On Tuesday, the council also passed a bill on second and final reading that would establish a policy to protect and restore wetlands.

Under Bill 91, wetland areas will be identified and mapped if they contain at least two indicators of hydrology (evidence of groundwater, hydric soils and hydric vegetation). The legislation intends to prohibit the loss of additional wetlands to development and ensure the perpetuation of these areas that help maintain a healthy watershed, according to a news releae from Council Member Kelly Takaya King on Wednesday.

King pointed out that wetlands offer habitat for important species and also help capture and filter runoff during storms.

“Wetlands are essential for environmental health, biodiversity, protection of the marine environment and coral reefs, flood mitigation and protection of property and fresh water resources,” said King, who chairs the Climate Action, Resilience and Environment Committee. “Wetlands play an important role in Hawaiian culture, and we rely on them for erosion control and protection of endangered species as well as freshwater and ocean water quality.”
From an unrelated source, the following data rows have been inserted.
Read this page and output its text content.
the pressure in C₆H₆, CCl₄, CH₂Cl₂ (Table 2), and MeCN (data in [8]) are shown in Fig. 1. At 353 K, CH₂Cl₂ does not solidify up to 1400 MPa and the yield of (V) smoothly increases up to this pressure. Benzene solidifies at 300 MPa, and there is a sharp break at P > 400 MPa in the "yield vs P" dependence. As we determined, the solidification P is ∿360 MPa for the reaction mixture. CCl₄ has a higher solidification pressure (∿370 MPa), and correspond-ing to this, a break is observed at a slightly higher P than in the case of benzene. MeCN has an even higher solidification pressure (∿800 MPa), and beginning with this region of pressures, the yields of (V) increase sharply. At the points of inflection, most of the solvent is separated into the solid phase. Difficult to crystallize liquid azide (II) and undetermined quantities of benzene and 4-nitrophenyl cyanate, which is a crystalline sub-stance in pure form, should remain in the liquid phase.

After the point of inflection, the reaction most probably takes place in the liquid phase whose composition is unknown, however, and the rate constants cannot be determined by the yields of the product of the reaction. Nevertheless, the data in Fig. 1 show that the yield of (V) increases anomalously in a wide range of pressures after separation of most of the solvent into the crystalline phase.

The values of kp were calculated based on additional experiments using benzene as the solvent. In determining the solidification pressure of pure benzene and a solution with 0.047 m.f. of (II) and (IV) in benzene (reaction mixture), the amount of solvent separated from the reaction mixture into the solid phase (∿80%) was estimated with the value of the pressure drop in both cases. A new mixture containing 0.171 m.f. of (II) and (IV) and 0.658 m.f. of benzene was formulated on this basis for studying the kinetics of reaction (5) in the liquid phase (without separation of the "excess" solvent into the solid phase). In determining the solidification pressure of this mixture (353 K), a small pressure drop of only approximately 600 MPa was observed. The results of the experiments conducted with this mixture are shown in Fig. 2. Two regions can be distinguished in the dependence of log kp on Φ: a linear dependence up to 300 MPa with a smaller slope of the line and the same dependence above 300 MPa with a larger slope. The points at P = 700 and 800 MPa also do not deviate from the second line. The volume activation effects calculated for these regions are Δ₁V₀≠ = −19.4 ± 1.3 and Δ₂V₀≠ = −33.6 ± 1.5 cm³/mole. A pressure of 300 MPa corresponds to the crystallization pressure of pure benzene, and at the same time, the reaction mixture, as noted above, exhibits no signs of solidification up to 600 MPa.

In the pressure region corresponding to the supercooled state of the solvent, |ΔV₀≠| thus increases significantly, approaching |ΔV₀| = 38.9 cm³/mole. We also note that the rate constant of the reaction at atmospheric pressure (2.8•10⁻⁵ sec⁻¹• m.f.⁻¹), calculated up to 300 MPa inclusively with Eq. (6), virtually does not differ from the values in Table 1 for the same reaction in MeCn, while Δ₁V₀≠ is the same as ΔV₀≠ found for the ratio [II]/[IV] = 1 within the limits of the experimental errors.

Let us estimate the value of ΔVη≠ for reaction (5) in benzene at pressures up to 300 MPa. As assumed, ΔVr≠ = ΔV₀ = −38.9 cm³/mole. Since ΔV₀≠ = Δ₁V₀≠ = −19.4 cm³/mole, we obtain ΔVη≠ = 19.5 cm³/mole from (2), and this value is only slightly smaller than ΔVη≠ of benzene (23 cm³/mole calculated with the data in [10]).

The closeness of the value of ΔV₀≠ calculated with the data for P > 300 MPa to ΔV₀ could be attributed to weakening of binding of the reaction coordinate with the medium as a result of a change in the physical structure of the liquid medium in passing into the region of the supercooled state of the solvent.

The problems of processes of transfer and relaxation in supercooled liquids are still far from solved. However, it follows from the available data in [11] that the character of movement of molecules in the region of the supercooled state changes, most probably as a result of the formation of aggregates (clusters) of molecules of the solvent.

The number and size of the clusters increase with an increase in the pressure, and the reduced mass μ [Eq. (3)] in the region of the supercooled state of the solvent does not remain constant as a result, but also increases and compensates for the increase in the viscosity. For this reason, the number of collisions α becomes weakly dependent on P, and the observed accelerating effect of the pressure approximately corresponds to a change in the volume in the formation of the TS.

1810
South Maui experiences frequent major flooding — causing significant erosion, power outages, transportation delays and other issues — as seen recently during the Kona low storm that hit the islands in December, the news release said. Flooding also impacted South Maui coastal areas earlier this month after nearly two inches of rain fell in a short period of time.

“In December 2021, we were able to see what happens when you try to wipe out a wetlands system from existence,” said testifier Brandi Corpuz. “We need this wetlands bill to help stop several projects proposed on our wetlands and to protect what little bit of wetland resources we have left in Maui County.”